Arab animated films resist despite a lack of resources

The third edition of animation film festival Beirut Animated ends today

Events and Festivals, Lebanon

Arab animated films resist despite a lack of resources

The third edition of animation film festival Beirut Animated, which began June 14, ends today. Within its international selection, a session was dedicated to screening animated short films from the Arab world. Here is an overview.

The conclusion is clear. Professionals repeatedly said it during a conference on animated films in the Arab world. Animation lacks resources.

"In Lebanon, there is experimentation, but no real production," stated the organisers of Beirut Animated, Rabih El Khoury and Sara Maali. "Unfortunately, there is no school that has a programme dedicated solely to animation, although many universities offer courses related in one way or another with it. The resources are very limited. Animators work alone on their respective projects and support themselves. And the situation in the rest of the Arab world is not better than in Lebanon."

The Arab animated films screened at the event were made of very low budgets, but required time. The techniques used varied. There was compositing, motion graphics, stop motion, traditional drawing, and film.
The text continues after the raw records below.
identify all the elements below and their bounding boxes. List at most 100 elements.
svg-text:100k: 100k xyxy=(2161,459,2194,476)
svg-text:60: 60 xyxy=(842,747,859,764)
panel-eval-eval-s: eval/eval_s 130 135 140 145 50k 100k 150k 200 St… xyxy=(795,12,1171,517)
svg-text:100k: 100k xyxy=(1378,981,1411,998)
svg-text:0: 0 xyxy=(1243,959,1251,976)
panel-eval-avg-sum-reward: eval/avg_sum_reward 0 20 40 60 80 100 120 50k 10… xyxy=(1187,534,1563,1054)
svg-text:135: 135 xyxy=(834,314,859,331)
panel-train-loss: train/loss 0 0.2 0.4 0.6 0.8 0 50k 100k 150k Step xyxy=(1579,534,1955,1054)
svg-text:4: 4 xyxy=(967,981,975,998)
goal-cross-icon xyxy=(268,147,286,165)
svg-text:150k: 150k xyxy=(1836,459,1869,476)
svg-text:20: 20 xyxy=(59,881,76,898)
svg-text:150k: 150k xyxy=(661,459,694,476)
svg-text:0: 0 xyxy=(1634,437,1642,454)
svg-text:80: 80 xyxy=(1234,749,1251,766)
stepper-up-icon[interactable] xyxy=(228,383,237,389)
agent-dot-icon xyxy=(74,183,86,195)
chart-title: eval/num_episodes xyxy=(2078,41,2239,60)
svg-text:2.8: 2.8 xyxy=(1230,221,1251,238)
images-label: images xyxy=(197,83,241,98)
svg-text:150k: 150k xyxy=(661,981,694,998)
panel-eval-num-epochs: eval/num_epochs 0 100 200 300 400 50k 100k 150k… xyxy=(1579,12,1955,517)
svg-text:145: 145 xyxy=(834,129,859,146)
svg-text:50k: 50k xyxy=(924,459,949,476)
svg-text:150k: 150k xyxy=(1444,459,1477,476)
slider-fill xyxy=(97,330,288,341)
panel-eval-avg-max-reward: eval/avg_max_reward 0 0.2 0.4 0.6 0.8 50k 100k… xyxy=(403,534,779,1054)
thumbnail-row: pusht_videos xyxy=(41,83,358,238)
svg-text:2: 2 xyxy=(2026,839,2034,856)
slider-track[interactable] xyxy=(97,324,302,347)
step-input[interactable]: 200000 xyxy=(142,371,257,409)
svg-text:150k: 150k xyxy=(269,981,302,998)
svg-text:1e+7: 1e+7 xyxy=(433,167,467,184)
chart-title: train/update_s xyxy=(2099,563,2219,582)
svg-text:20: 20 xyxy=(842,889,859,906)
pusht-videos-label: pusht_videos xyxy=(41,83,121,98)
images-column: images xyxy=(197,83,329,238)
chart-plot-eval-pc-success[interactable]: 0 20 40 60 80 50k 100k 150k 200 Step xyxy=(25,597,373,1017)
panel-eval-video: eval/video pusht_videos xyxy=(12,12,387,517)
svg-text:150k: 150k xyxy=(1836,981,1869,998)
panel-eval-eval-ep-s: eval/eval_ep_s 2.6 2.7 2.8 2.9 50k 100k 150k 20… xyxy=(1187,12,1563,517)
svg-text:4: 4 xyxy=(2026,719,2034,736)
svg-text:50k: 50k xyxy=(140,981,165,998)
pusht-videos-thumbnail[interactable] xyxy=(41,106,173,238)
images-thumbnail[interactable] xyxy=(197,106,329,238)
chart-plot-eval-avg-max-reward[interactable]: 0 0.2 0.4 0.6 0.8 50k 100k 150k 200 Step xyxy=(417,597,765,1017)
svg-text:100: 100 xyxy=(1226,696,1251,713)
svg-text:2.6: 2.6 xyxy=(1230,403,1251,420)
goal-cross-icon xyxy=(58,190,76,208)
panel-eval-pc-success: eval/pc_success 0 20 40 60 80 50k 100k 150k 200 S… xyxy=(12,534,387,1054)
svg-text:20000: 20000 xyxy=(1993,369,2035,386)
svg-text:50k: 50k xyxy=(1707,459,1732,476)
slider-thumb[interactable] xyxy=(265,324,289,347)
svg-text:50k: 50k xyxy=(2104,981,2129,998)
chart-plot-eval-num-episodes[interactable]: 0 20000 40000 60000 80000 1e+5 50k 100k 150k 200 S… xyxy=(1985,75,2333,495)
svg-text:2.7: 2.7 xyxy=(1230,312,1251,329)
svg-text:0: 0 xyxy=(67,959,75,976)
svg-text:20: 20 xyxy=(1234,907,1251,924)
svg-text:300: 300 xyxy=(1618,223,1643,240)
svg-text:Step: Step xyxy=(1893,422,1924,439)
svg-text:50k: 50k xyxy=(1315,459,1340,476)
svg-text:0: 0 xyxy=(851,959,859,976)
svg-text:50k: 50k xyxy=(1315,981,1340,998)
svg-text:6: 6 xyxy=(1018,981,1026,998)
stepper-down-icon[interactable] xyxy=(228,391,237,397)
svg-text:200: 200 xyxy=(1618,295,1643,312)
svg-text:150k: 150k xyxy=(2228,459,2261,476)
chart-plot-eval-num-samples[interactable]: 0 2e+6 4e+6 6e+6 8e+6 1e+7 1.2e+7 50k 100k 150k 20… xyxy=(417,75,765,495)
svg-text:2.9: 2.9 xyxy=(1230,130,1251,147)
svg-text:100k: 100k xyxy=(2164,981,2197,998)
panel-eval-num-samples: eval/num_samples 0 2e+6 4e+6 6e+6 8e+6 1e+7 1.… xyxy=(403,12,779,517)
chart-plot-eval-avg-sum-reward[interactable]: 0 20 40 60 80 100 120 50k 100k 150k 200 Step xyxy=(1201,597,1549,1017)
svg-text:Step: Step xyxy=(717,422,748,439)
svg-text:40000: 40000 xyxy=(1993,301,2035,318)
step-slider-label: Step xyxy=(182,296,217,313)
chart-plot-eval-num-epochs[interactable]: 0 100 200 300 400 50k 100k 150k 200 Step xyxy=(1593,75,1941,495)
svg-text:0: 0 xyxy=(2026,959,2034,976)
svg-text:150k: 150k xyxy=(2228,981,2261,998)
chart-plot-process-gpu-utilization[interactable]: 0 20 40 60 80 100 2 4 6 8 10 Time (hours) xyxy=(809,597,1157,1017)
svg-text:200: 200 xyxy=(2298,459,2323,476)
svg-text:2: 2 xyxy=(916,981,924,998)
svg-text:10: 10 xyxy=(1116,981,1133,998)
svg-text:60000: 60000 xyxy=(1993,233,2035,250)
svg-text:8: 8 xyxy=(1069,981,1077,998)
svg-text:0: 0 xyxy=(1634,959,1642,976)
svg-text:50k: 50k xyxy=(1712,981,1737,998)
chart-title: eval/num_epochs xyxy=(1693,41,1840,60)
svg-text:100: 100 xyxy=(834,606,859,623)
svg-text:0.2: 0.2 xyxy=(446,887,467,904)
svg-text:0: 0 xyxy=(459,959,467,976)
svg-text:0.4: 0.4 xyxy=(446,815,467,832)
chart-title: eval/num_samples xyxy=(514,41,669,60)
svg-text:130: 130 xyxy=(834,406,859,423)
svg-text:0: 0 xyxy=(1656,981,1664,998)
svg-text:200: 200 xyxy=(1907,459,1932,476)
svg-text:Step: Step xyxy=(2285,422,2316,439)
Their animators had countered limited resources with ideas to innovate. Their themes were universal, personal or political, but often pessimistic. Even the humour was either dark or cynical, as in short plasticine filmThis Is Not a Video Game or even in Hiffili-berber Wedding, both from Tunisia.

Also highly acclaimed was Syrian animator Jalal Maghout's Canvas on Mixed Media, a short film that plunges us into the horror of war. Maghout was one of the three winners of Euromed Audiovisual's short film contest MADE IN MED earlier this year, and as such had the opportunity to promote Canvas on Mixed Media at the Cannes Film Festival's Short Film Corner.

But other animated films were also inspired by current events, such as Marayet (Tunisia) and Tour de Burj el Murr (Lebanon).

Whether revolution, war, song and Arabic calligraphy, a majority of the short films screened were marked by a strong sense of identity. This is perhaps to be expected as many of these animators studied abroad in Europe or North America, as such training is almost non-existent in their countries of origin.

The event's organisers added that, beyond schools, employment opportunities were also needed for new graduates and independent authors. In Lebanon, for example, animators must go through commercial and advertising studios to be able to work on projects close to their hearts.

Professionals also pointed out the importance of media literacy from a young age. By educating its youth and counting on the perseverance of its animators, the Arab world could perhaps one day see the creation of feature-length animation films.